Comments

You must log in or register to comment.

cma_4204 t1_iuyamtp wrote

Data augmentation, dropout?

2

tivotox t1_iuyavzv wrote

The model is equivariant no dataset augmentation, no DO as well. The model doesn't overfit as I said

1

cma_4204 t1_iuyb08l wrote

Well, clearly it’s not getting any better with what you’re trying. Maybe time to rethink

1

tivotox t1_iuybact wrote

But DO will prevent overfitting, I don't have any overfitting it's not the relevant tool

0

cma_4204 t1_iuybjkm wrote

My best guess is coding mistake on your part. Good luck tivo

1

tivotox t1_iuyfoup wrote

I mean the dataset is extremely diverse. like millions clusters and every entry is noised when loaded on GPUs

1

suflaj t1_iuy2y71 wrote

Loss doesn't matter, what are the validation metrics?

1

tivotox t1_iuy798z wrote

The loss here is for a denoiser, it can be seen as the variance between the noise and the noise predicted. So it's in this case a good metric

1

suflaj t1_iuya2f9 wrote

It can be seen as an approximation of the variance between the noise and the noise predicted conditioned on some data.

If it's on the training set it is not even usable as a metric, and if it is not directly related to the performance it is not a good metric.
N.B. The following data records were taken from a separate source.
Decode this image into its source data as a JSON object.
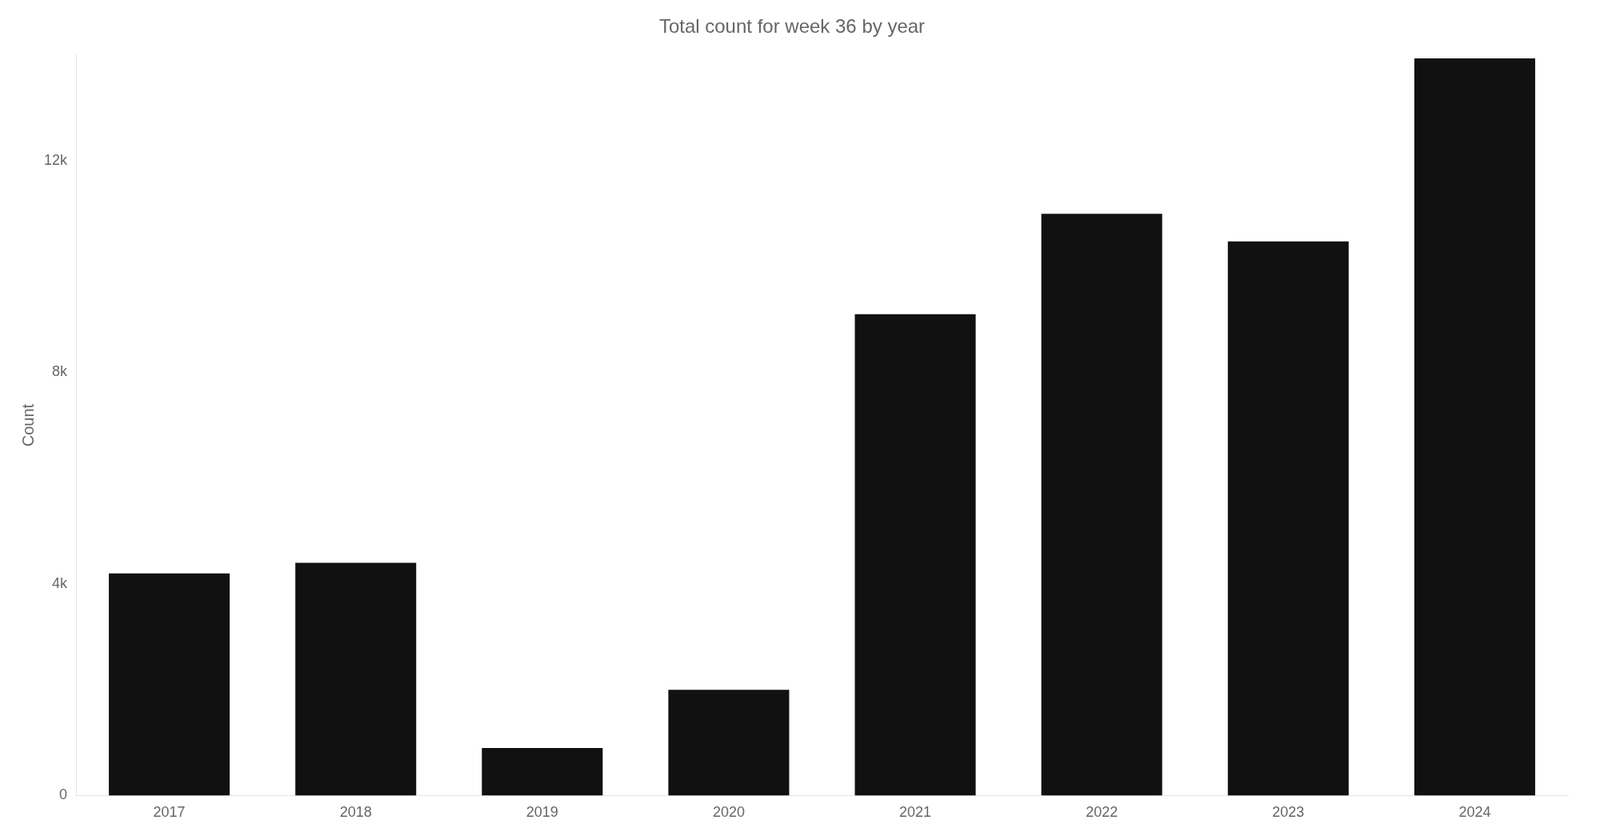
{
  "chart_data": {
    "type": "bar",
    "title": "Total count for week 36 by year",
    "categories": [
      "2017",
      "2018",
      "2019",
      "2020",
      "2021",
      "2022",
      "2023",
      "2024"
    ],
    "values": [
      4200,
      4400,
      900,
      2000,
      9100,
      11000,
      10478,
      13935
    ],
    "color": "#111111",
    "ylabel": "Count",
    "ylim": [
      0,
      14000
    ],
    "yticks": [
      0,
      {
        "value": 4000,
        "label": "4k"
      },
      {
        "value": 8000,
        "label": "8k"
      },
      {
        "value": 12000,
        "label": "12k"
      }
    ],
    "grid": false
  }
}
You want to see how it acts on unseen data.

1

tivotox t1_iuyb2oh wrote

The split has been done such as the train and test are highly different. the loss are almost equal on both datasets.

1

suflaj t1_iuybshu wrote

That seems very bad. You want your train-dev-test to be different samples of the same distribution, so, not very different sets.

Furthermore, if you're using test for model validation, that means you will have no dataset to finally evaluate your model on. Reconsider your process.

Finally, again, I urge you to evaluate your dataset on an established evaluation metric for the task, not the loss you use to train the model. What is the exact task?

2

[deleted] OP t1_iuyf897 wrote

[deleted]

1

suflaj t1_iuyg2am wrote

Well I couldn't understand what your task was when you didn't say what it was until now.

Other than that, skimming through the paper it quite clearly says the following:

> Our present results do not indicate our procedure can generalize to motifs that are not present in the training set

Because what they're doing doesn't generalize, I think the starting assumptions (that there will be imprevements with a larger model) are wrong, and so the question is unnecessary... The issue is with the method or the data, they do not elaborate more than that.

2